Friday, July 2, 2010

The Unemployment Crisis

Really bad news: (via Ezra Klein)


A brutal unemployment report this month. Payrolls dropped by 125,000. In another one of those unwanted lessons in how we calculate unemployment data, the unemployment rate dropped from 9.7 percent to 9.5 percent -- but not because people got hired. Instead, 652,000 people gave up and stopped looking for work. And that number might be higher than it looks, as the natural monthly growth in the labor force is about 100,000 -- so to see a 652,000-person drop might mean something like 752,000 current workers left as 100,000 new workers entered.
The Douche caucus doesn't take this stuff seriously cause they're assholes, and Ben Bernanke doesn't believe lowering unemployment is his job, and the rest of Obama's econ team is too busy repeating Republican talking points about deficit reduction to spend any political capital on something that might help the situation.

Obama could have chosen Stiglitz, Krugman or Baker but instead he hired Summers, Bernanke, the very people whose ideology is responsible for the economic crisis we have today.

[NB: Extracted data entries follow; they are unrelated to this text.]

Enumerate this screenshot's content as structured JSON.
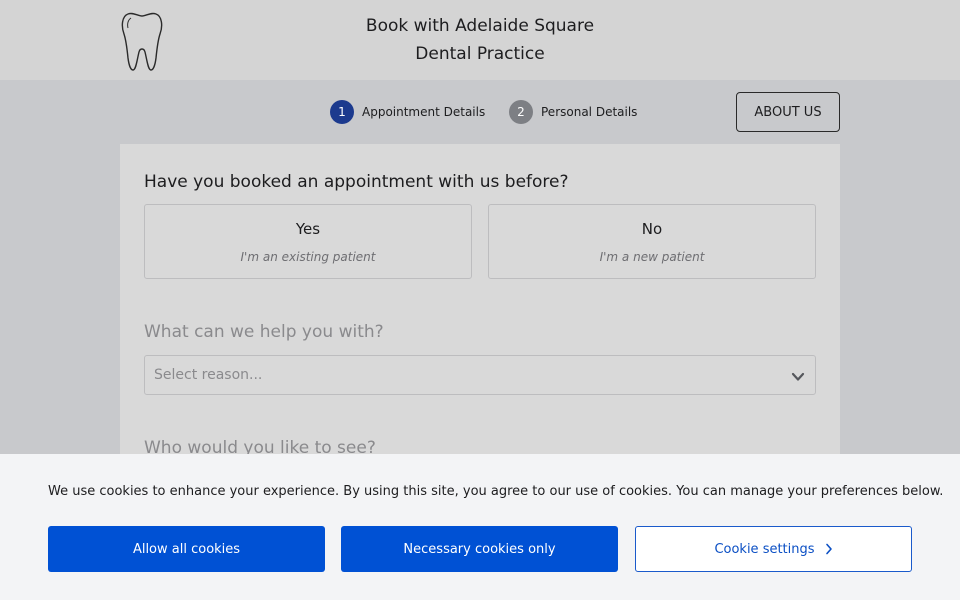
{
  "header": {
    "logo_icon": "tooth-icon",
    "title_line1": "Book with Adelaide Square",
    "title_line2": "Dental Practice"
  },
  "steps": [
    {
      "number": "1",
      "label": "Appointment Details",
      "state": "active"
    },
    {
      "number": "2",
      "label": "Personal Details",
      "state": "inactive"
    }
  ],
  "about_button": {
    "label": "ABOUT US"
  },
  "form": {
    "question_booked": "Have you booked an appointment with us before?",
    "choices": [
      {
        "title": "Yes",
        "subtitle": "I'm an existing patient"
      },
      {
        "title": "No",
        "subtitle": "I'm a new patient"
      }
    ],
    "question_help": "What can we help you with?",
    "reason_select": {
      "placeholder": "Select reason...",
      "icon": "chevron-down-icon"
    },
    "question_who": "Who would you like to see?"
  },
  "cookie_banner": {
    "message": "We use cookies to enhance your experience. By using this site, you agree to our use of cookies. You can manage your preferences below.",
    "allow_all_label": "Allow all cookies",
    "necessary_only_label": "Necessary cookies only",
    "settings_label": "Cookie settings",
    "settings_icon": "chevron-right-icon"
  },
  "colors": {
    "primary": "#0051d4",
    "step_active": "#1c3a8e",
    "step_inactive": "#7d7f84"
  }
}
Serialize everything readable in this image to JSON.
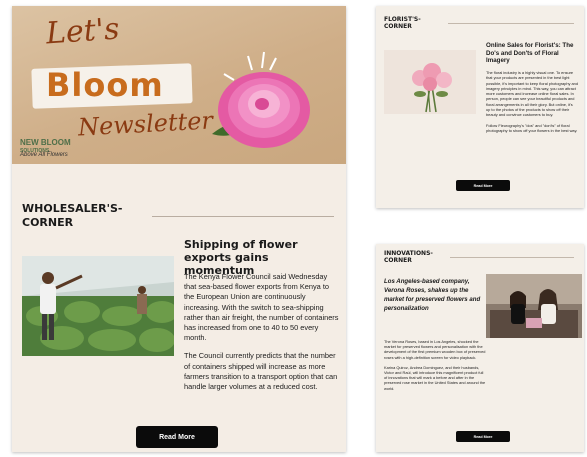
{
  "main": {
    "hero": {
      "lets": "Let's",
      "bloom": "Bloom",
      "newsletter": "Newsletter",
      "logo_line1": "NEW BLOOM",
      "logo_line2": "SOLUTIONS",
      "tagline": "Above All Flowers"
    },
    "section_title": "WHOLESALER'S-CORNER",
    "article": {
      "title": "Shipping of flower exports gains momentum",
      "paragraphs": [
        "The Kenya Flower Council said Wednesday that sea-based flower exports from Kenya to the European Union are continuously increasing. With the switch to sea-shipping rather than air freight, the number of containers has increased from one to 40 to 50 every month.",
        "The Council currently predicts that the number of containers shipped will increase as more farmers transition to a transport option that can handle larger volumes at a reduced cost."
      ],
      "read_more": "Read More"
    }
  },
  "florist": {
    "section_title": "FLORIST'S-CORNER",
    "heading": "Online Sales for Florist's: The Do's and Don'ts of Floral Imagery",
    "paragraphs": [
      "The floral industry is a highly visual one. To ensure that your products are presented in the best light possible, it's important to keep floral photography and imagery principles in mind. This way, you can attract more customers and increase online floral sales. In person, people can see your beautiful products and floral arrangements in all their glory. But online, it's up to the photos of the products to show off their beauty and convince customers to buy.",
      "Follow Fleurography's \"dos\" and \"don'ts\" of floral photography to show off your flowers in the best way."
    ],
    "read_more": "Read More"
  },
  "innovations": {
    "section_title": "INNOVATIONS-CORNER",
    "heading": "Los Angeles-based company, Verona Roses, shakes up the market for preserved flowers and personalization",
    "paragraphs": [
      "The Verona Roses, based in Los Angeles, shocked the market for preserved flowers and personalisation with the development of the first premium wooden box of preserved roses with a high-definition screen for video playback.",
      "Karina Quiroz, Andrea Dominguez, and their husbands, Victor and Raúl, will introduce this magnificent product full of innovations that will mark a before and after in the preserved rose market in the United States and around the world."
    ],
    "read_more": "Read More"
  },
  "colors": {
    "hero_bg": "#d4b592",
    "card_bg": "#f4ede5",
    "title_brown": "#8a3a12",
    "bloom_orange": "#c86c1d",
    "button_black": "#0b0b0b",
    "peony_pink": "#e45aa3"
  },
  "icons": {
    "hero_image": "pink-peony-flower",
    "article_image": "greenhouse-farmers-photo",
    "florist_image": "pink-rose-bouquet-photo",
    "innovations_image": "team-photo"
  }
}
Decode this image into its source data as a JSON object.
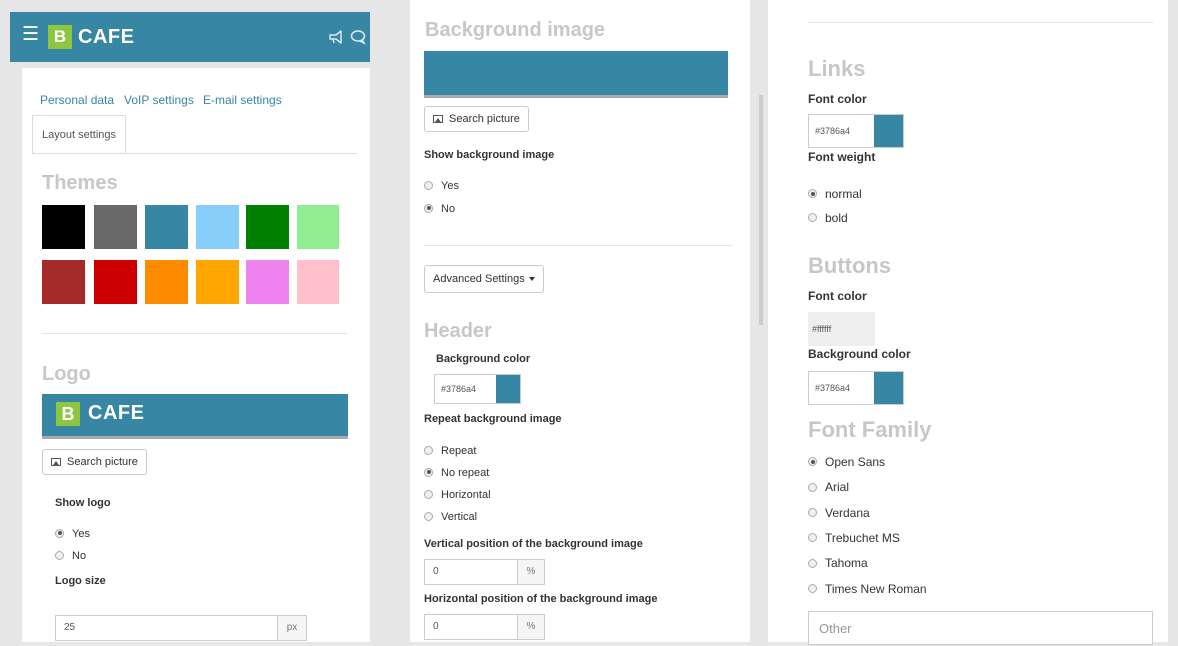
{
  "header": {
    "brand_letter": "B",
    "brand_name": "CAFE",
    "menu_icon": "hamburger-icon",
    "megaphone_icon": "megaphone-icon",
    "chat_icon": "chat-icon"
  },
  "tabs": {
    "personal": "Personal data",
    "voip": "VoIP settings",
    "email": "E-mail settings",
    "layout": "Layout settings"
  },
  "themes": {
    "title": "Themes",
    "colors": [
      "#000000",
      "#696969",
      "#3786a4",
      "#87cefa",
      "#008000",
      "#90ee90",
      "#a52a2a",
      "#cc0000",
      "#ff8c00",
      "#ffa500",
      "#ee82ee",
      "#ffc0cb"
    ]
  },
  "logo": {
    "title": "Logo",
    "preview_letter": "B",
    "preview_name": "CAFE",
    "search_button": "Search picture",
    "show_label": "Show logo",
    "options": [
      "Yes",
      "No"
    ],
    "selected": "Yes",
    "size_label": "Logo size",
    "size_value": "25",
    "size_unit": "px"
  },
  "background_image": {
    "title": "Background image",
    "search_button": "Search picture",
    "show_label": "Show background image",
    "options": [
      "Yes",
      "No"
    ],
    "selected": "No"
  },
  "advanced": {
    "button": "Advanced Settings"
  },
  "header_section": {
    "title": "Header",
    "bg_color_label": "Background color",
    "bg_color_value": "#3786a4",
    "repeat_label": "Repeat background image",
    "repeat_options": [
      "Repeat",
      "No repeat",
      "Horizontal",
      "Vertical"
    ],
    "repeat_selected": "No repeat",
    "vertical_label": "Vertical position of the background image",
    "vertical_value": "0",
    "horizontal_label": "Horizontal position of the background image",
    "horizontal_value": "0",
    "unit": "%"
  },
  "links": {
    "title": "Links",
    "font_color_label": "Font color",
    "font_color_value": "#3786a4",
    "font_weight_label": "Font weight",
    "weight_options": [
      "normal",
      "bold"
    ],
    "weight_selected": "normal"
  },
  "buttons": {
    "title": "Buttons",
    "font_color_label": "Font color",
    "font_color_value": "#ffffff",
    "bg_color_label": "Background color",
    "bg_color_value": "#3786a4"
  },
  "font_family": {
    "title": "Font Family",
    "options": [
      "Open Sans",
      "Arial",
      "Verdana",
      "Trebuchet MS",
      "Tahoma",
      "Times New Roman"
    ],
    "selected": "Open Sans",
    "other_placeholder": "Other"
  },
  "colors": {
    "accent": "#3786a4",
    "brand_green": "#8dc63f"
  }
}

As atrios often says, he doesn't "hope" for bad news, but he hopes for something that will get the Administration's attention on the severity of this crisis. Maybe these numbers will do it, maybe they wont. All I know is that if they'd tackled this problem with half the crisis rhetoric/bullshit committee making energy that they've put into fighting the non existent problem of running a deficit during a rescission, we'd be in a far, far better place.